Let us denote the (2n-1)th partial sum of $a_n$ by $S_{2n-1} = \sum_{k=1}^{2n-1}a_n = 1 + \frac{1}{2^3} + \frac{1}{3} + \frac{1}{4^3} + ... + \frac{1}{2n-1}$ therefore :
$S_{2n-1} \geq 1 + \frac{1}{3} + \frac{1}{5} + ... + \frac{1}{2n-1} = T_n = \sum_{k=1}^n \frac{1}{2n-1} $
$T_n$ is the n-th partial sum of $\sum \frac{1}{2n-1}$ which is divergent therefore $\lim_{n \to \infty} T_n = \infty$ .
Therefore $\lim_{n \to \infty}S_{2n-1} = \infty$ and therefore the series is divergent.

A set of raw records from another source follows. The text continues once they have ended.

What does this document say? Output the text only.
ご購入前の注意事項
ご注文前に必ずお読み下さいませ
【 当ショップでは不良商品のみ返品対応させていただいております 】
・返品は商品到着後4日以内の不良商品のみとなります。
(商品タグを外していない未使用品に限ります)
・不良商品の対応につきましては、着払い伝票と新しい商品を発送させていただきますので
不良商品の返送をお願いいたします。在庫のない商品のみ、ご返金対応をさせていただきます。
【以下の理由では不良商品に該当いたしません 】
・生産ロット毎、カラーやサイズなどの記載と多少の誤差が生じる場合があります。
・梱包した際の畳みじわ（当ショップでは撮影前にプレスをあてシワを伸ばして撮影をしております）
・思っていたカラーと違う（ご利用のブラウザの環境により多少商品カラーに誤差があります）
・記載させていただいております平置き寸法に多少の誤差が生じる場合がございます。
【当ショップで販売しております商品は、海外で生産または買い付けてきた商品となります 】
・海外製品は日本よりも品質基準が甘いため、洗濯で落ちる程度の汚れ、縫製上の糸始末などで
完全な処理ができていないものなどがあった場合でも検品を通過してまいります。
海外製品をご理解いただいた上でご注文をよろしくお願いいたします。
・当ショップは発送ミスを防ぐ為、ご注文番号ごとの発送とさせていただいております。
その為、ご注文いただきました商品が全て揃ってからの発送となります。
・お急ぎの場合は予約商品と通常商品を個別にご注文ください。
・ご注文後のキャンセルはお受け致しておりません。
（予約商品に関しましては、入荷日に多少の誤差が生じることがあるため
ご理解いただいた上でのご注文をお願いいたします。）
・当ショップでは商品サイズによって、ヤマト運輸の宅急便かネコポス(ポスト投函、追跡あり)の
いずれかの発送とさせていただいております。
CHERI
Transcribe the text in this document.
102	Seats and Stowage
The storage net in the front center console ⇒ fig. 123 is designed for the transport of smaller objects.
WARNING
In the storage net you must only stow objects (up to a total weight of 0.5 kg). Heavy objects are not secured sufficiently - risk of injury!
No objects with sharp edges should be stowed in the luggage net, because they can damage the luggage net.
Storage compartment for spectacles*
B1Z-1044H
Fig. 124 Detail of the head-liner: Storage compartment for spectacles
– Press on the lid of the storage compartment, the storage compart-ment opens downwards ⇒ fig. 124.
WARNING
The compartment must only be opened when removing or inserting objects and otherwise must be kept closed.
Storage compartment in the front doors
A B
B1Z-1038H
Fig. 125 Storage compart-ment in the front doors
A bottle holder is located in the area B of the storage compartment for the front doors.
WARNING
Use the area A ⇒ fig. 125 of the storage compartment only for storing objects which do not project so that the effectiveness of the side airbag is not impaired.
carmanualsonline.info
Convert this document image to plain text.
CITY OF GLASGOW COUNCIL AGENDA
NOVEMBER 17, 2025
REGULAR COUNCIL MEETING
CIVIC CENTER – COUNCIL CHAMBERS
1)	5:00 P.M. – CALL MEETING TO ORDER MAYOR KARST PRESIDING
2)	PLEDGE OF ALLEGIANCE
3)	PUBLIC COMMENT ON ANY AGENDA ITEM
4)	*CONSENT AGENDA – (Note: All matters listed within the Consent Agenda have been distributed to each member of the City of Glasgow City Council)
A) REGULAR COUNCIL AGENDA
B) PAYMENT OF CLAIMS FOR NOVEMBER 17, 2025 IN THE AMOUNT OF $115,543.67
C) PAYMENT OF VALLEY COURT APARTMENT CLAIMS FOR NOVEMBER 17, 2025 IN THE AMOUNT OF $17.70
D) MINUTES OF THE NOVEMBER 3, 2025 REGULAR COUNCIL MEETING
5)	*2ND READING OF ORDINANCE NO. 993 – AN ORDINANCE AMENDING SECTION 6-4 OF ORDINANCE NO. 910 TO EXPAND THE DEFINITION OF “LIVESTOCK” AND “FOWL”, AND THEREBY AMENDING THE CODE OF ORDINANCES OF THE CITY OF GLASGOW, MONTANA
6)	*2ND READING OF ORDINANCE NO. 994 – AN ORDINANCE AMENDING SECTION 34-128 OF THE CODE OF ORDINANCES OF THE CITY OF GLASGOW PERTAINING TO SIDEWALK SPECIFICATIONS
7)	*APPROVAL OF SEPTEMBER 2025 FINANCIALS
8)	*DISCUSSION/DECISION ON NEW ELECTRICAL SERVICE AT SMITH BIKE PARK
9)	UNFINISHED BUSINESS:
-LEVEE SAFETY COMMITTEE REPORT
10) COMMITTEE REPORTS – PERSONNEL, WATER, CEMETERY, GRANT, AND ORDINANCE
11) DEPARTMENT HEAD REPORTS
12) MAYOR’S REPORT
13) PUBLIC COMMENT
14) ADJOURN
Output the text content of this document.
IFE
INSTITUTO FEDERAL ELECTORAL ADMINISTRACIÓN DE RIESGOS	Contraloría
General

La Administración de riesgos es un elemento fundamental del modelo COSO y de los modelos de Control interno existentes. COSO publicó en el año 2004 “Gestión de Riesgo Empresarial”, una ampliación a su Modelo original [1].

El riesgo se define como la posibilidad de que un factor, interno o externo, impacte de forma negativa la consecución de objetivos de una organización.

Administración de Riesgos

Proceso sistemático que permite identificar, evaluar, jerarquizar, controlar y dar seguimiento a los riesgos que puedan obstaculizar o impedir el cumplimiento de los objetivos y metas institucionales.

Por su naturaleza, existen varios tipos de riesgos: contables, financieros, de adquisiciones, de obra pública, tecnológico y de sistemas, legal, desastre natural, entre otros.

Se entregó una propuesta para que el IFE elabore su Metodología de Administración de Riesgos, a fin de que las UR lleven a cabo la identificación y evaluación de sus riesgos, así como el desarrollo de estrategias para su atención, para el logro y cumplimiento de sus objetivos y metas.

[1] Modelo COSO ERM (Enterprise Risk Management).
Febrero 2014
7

My problem is that I am not sure about the last step which and if whether or not $\lim_{n \to \infty}S_{2n-1} = \infty$ implies that the series is divergent, do I have also to consider the sequence $S_{2n}$ in order to determine that the series is divergent?
Thanks in advance.
If you want to prove that $\lim S_n = +\infty$ then you must consider $S_{2n}$, writing for example $S_{2n}>S_{2n-1}$ combined with $S_{2n-1} \to +\infty$ is sufficient.
If you just want to prove that $S_n$ is not convergent in $\mathbb{R}$, then writing that there is one subsequence that is not convergent is sufficient.